I’ll start this Tomorrow When The War Began movie review by saying how much I really enjoyed the movie, which surprised me due to my pre-conceived notion that it could not be as good as the book. Well the book is obviously better but this portrayal was also very enjoyable and easy to watch. And I love the way Stuart Beattie cheekily makes reference to this point in one of the scenes from the movie where Corrie is reading the book “My Brilliant Career” and tells Ellie the book is “better than the movie”.
Stuart Beattie did a good job of sticking to the original storyline of Tomorrow When The War Began, although some of the original story from the book is not in the movie due to time constraints, and other parts of the story have been added to. It’s difficult to cover everything in 104 minutes, and I’ve never seen a movie adaption of a book that hasn’t had parts of the story missing.
This coming of age movie starts with Ellie asking some of her friends to go camping with her to a remote, pristine area of bushland the locals call “Hell”. While they’re away some of the teens notice squadrons of planes flying overhead, thinking it unusual but maybe part of the Commemmorative Day celebrations that are going on in their rural township of Wirawee while they’re away.
The teens return home to find the reason for the flyover; their town has been invaded by a foreign enemy force, and their families are being held captive at the showgrounds. They decide that they have to fight guerilla style to try to save themselves, their homes and their families and the story shows the lengths the group goes to in order to do this. It is filled with plenty of action and drama, and reveals how quickly the teens have to grow up and work together in order to take on the enemy force.
Tomorrow When The War Began movie review
My Thoughts On the Actors
Caitlin Stasey did an excellent job of playing the female lead of Ellie, which was a pleasant surprise. I had watched her in Neighbours and didn’t think she was that strong of an actor in the television soapie, though to be fair to Caitlin, her character was not that strong in the series and you can only work with the script you’re given. Caitlin gives a gutsy performance in her role of Ellie while also showing the vulnerable side of her character as she contemplates the gravity of some actions she has to carry out in order to save herself and her friends.
Deniz Akdeniz also played an excellent role as the character of Homer. I haven’t seen him in any roles previous to this, and he played Homer with a great deal of believability. Considering his is the character that is the practical joker and he is constantly having run-ins with the police prior to the invasion, his natural ability to lead is bought to the fore as he faces a world of chaos and uncertainty.

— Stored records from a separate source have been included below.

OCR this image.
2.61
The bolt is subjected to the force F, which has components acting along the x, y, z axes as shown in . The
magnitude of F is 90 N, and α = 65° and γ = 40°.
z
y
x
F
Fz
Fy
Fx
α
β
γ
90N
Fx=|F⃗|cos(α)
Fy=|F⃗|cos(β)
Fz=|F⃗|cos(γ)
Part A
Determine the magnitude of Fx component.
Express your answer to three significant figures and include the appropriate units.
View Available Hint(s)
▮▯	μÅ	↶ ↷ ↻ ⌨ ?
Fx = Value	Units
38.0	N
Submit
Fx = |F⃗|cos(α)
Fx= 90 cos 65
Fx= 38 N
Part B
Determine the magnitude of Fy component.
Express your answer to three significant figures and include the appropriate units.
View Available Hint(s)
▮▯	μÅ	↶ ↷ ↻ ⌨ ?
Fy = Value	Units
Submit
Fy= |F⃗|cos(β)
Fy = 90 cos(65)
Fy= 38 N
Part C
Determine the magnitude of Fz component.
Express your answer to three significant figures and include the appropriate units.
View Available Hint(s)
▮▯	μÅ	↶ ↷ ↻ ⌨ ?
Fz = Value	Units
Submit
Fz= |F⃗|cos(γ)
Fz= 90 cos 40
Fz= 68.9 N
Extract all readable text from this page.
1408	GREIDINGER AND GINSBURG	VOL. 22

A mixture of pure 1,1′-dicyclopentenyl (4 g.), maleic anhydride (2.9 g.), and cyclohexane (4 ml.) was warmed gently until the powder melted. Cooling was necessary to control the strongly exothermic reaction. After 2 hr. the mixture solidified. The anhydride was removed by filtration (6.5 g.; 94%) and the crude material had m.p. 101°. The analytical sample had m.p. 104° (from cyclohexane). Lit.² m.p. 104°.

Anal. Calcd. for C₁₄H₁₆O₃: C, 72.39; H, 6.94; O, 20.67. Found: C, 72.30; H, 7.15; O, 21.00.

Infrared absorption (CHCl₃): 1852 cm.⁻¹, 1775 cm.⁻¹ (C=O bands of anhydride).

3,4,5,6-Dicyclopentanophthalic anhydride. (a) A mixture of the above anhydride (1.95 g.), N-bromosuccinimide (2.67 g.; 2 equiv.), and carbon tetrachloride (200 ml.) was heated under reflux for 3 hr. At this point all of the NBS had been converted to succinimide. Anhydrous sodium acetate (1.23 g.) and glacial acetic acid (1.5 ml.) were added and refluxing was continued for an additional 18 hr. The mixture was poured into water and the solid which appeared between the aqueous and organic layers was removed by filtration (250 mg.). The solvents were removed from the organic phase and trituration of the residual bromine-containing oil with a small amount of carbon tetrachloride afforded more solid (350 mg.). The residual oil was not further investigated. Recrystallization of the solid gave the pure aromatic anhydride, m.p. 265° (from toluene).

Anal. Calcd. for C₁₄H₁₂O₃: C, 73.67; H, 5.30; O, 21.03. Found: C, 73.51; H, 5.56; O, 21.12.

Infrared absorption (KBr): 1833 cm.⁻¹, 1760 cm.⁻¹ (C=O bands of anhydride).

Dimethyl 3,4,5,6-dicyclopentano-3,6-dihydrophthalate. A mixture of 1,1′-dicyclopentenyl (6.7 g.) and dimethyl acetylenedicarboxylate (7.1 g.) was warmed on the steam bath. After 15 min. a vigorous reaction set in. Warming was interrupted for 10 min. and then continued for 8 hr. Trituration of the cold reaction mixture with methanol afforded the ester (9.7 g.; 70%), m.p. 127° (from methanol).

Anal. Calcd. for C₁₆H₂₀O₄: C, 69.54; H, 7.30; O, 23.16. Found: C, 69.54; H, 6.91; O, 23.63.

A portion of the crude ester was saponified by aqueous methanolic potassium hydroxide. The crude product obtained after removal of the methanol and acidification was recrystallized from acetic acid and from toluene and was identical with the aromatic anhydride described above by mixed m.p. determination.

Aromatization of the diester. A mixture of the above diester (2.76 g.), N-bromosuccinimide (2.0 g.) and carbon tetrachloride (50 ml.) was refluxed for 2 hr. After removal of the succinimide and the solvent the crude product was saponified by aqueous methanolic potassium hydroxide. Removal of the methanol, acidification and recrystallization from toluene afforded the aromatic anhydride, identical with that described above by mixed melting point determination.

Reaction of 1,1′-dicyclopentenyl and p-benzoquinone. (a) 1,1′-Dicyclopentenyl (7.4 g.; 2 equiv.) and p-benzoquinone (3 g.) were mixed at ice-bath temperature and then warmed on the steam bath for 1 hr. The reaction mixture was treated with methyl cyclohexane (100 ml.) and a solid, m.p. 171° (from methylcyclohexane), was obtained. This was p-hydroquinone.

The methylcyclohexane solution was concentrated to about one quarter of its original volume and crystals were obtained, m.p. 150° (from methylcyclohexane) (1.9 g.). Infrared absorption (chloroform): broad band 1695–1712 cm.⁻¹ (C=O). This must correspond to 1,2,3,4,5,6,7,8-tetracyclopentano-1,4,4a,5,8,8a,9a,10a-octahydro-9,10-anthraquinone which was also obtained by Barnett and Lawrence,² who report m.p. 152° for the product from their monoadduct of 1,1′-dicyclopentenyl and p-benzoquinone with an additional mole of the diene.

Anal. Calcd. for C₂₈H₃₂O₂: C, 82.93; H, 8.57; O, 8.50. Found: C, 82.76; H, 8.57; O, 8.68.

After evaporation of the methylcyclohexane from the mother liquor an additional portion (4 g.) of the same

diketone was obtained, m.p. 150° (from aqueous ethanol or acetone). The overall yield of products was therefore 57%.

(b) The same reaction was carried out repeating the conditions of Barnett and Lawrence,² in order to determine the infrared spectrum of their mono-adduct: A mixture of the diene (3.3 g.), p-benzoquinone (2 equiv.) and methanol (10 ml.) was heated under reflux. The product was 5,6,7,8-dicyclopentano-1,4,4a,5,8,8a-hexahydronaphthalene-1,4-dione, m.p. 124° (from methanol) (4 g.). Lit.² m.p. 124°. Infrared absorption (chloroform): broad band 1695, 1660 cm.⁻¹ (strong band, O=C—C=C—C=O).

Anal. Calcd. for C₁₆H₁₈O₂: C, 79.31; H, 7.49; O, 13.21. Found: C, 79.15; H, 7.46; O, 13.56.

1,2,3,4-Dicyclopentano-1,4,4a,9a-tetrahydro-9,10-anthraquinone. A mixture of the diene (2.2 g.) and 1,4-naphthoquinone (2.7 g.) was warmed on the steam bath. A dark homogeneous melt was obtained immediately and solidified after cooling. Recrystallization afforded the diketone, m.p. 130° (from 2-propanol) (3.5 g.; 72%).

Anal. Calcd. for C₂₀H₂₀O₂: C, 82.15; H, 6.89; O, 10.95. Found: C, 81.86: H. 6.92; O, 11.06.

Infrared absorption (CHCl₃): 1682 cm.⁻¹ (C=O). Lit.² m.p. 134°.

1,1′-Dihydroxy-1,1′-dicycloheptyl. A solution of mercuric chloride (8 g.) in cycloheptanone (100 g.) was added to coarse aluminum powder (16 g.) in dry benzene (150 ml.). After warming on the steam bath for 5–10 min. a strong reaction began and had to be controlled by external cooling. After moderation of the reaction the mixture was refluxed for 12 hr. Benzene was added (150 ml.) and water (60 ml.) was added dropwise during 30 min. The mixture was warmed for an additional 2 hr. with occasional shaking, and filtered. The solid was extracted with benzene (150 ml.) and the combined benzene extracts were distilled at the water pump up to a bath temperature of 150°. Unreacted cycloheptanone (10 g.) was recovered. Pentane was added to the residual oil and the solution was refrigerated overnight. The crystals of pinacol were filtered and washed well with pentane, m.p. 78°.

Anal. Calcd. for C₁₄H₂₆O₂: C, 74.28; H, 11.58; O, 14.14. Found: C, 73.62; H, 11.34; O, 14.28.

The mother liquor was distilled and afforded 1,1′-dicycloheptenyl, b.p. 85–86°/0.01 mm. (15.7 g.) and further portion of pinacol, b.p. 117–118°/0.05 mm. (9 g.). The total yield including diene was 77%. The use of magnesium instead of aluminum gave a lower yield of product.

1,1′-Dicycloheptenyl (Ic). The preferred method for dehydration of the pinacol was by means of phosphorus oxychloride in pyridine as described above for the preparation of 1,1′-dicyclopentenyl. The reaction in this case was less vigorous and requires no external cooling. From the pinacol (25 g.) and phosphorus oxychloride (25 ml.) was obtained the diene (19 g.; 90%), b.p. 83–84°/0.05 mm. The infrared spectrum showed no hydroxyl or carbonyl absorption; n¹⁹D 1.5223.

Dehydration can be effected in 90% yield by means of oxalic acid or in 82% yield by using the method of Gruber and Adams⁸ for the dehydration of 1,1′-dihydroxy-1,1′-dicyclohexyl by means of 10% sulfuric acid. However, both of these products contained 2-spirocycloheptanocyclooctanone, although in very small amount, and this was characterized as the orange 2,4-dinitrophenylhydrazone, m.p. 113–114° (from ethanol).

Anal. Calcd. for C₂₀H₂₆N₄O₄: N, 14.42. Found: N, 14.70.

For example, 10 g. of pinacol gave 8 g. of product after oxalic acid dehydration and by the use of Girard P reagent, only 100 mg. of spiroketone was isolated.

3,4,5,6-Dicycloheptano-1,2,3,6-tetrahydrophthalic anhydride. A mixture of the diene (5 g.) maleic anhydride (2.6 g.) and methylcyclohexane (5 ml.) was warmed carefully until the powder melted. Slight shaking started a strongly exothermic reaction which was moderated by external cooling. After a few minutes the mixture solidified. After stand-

He, along with Ellie, really take control of the situation they find themselves in with grit and a maturity beyond their years.
Lincoln Lewis plays a good role of the cowardly ocker Kevin, though towards the end of the movie, Kevin reveals a more caring and courageous nature.
Corrie, who is played by English actress Rachel Hurd-Wood does an excellent Australian accent. In fact she sounded more Aussie than Caitlin Stasey and Phoebe Tonkin who are both Australian actors. She does a good job of playing Ellie’s best friend and Kevin’s girlfriend.
Phoebe Tonkin plays the refined Fiona well, though I didn’t like the way the character of Fi was dumbed down. Her character isn’t that of a dumb blonde in the book, yet I feel she was portrayed that way in the Tomorrow movie, in the beginning at least.
Ashleigh Cummings was a credible Robyn, whose character was made much more religious in the movie. I also think she appears as a stronger character in the book; she doesn’t have to compromise her values which she does in the movie in a big way towards the end.
Lee’s role doesn’t seem as big in the movie as it is in the book, though Chris Pang does a good job of playing the gifted yet introverted Lee. I would have liked to see more of Lee’s character portrayed in the movie, along with his relationship with Ellie – we don’t get to see that awkward development between the pair that is better represented in the book.
Andy Ryan does a great job of playing the pot-smoking stoner Chris who makes an appearance later in the movie. I loved the scene where Ellie gives Chris a serve for falling asleep while he was supposed to be on watch.
I wish the movie had been longer and concentrated on the development of the characters more. You don’t form as strong a bond with the characters in the movie as you do in the book. You also don’t get to see the relationship development between Ellie and Lee or Homer and Fi. But I suppose that is being a little nit-picky considering the time limitations of the movie.
The ending while sticking to the main storyline of the book takes a few twists and turns, with Corrie being shot under different circumstances and all the characters being involved in blowing up the bridge, whereas in the book only half of them are there.
All in all though, the movie was very enjoyable, with plenty of action scenes that had me on the edge of my seat at times. It should do as well overseas as it has done at the box office in Australia. I’ll finish this Tomorrow When The War Began movie review by giving the movie a score of 7 out of 10.